BurntSushi / walkdir

Rust library for walking directories recursively.
The Unlicense
1.22k stars 107 forks source link

Endless loop when ReadDir returns an error #98

Closed codido closed 5 years ago

codido commented 6 years ago

The ReadDir documentation states that it may return an Err if there's some sort of intermittent IO error during iteration.
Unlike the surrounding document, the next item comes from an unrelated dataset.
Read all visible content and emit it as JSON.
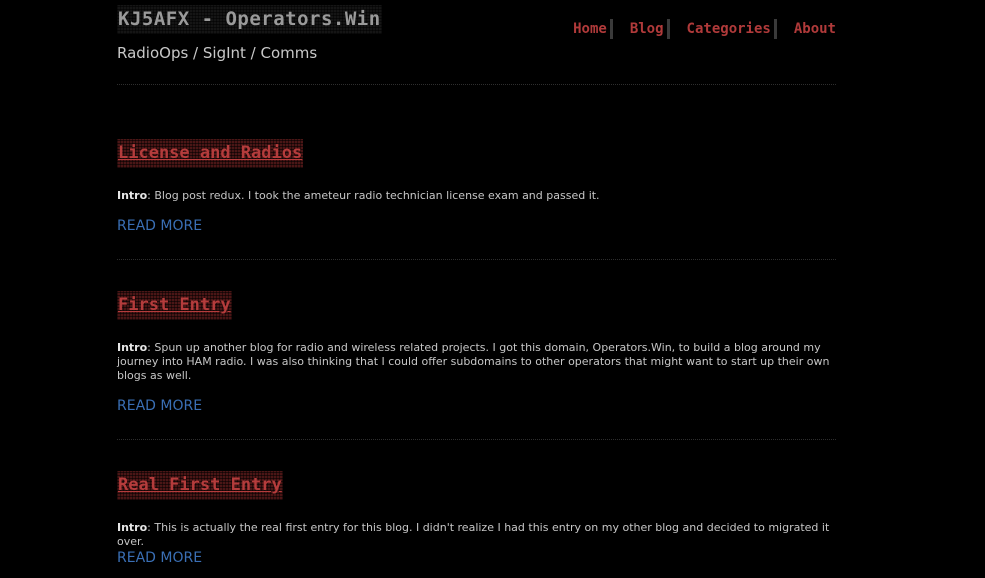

However, it seems that there are some cases in which the error will be persistent, for instance, some directories in a /proc entry of a zombie process on Linux.

The entry wont be popped in this case, resulting in an endless loop:

$ cargo run --example walkdir /proc/2226/
    Finished dev [unoptimized + debuginfo] target(s) in 0.0 secs
     Running `target/debug/examples/walkdir /proc/2226/`
/proc/2226/
/proc/2226/task
/proc/2226/task/2226
/proc/2226/task/2226/fd
ERROR: IO error for operation on /proc/2226/task/2226/fd: Permission denied (os error 13)
/proc/2226/task/2226/fdinfo
ERROR: IO error for operation on /proc/2226/task/2226/fdinfo: Permission denied (os error 13)
/proc/2226/task/2226/ns
ERROR: IO error for operation on /proc/2226/task/2226/ns: Permission denied (os error 13)
/proc/2226/task/2226/net
ERROR: Invalid argument (os error 22)
ERROR: Invalid argument (os error 22)
ERROR: Invalid argument (os error 22)
ERROR: Invalid argument (os error 22)
ERROR: Invalid argument (os error 22)
ERROR: Invalid argument (os error 22)
ERROR: Invalid argument (os error 22)
ERROR: Invalid argument (os error 22)
ERROR: Invalid argument (os error 22)
...
BurntSushi commented 6 years ago

Can you propose a fix? What do other directory walkers do? How does find behave?

codido commented 6 years ago

The old find implementation (preceding fts) actually experienced the same issue - it would continue calling readdir() on the same file descriptor and would result in an endless loop.

The new implementation seems to stop traversal at that point, as if end-of-directory was reached, but the entry is flagged with the appropriate error. This means that it wont deal with recoverable file system errors, but not sure if that could actually happen.

This could be mitigated by returning the error in DirList::next() as done today, but making sure the next iteration returns None. This can be combined with a few retries, but not sure that's actually needed.

By the way (and completely unrelated), while looking at this I noticed that ReadDir (in std) uses readdir for solaris & fuchsia but readdir_r on Linux. However, READDIR_R(3) seems to suggest that readdir should be used on Linux as well. Any idea about that?

BurntSushi commented 6 years ago

Interesting. I don't know about readdir_r/readdir. It may just be an oversight. Probably the easiest way to find out is to submit a PR that changes it. :-)

codido commented 6 years ago

Regarding readdir_r/readdir, seems like there's an open issue for that already (https://github.com/rust-lang/rust/issues/34668)

sharkdp commented 6 years ago

This is probably related to https://github.com/rust-lang/rust/issues/50619

BurntSushi commented 5 years ago

This bug should be fixed in the current beta release, which means it should be fixed in the Rust 1.29 stable release.

sanmai-NL commented 5 years ago

@codido: do you have the opportunity to test whether @BurntSushi is right in his last message? If so, can you please close the issue?

codido commented 5 years ago

@sanmai-NL Just gave it a quick shot and certainly seems to be resolved, thanks!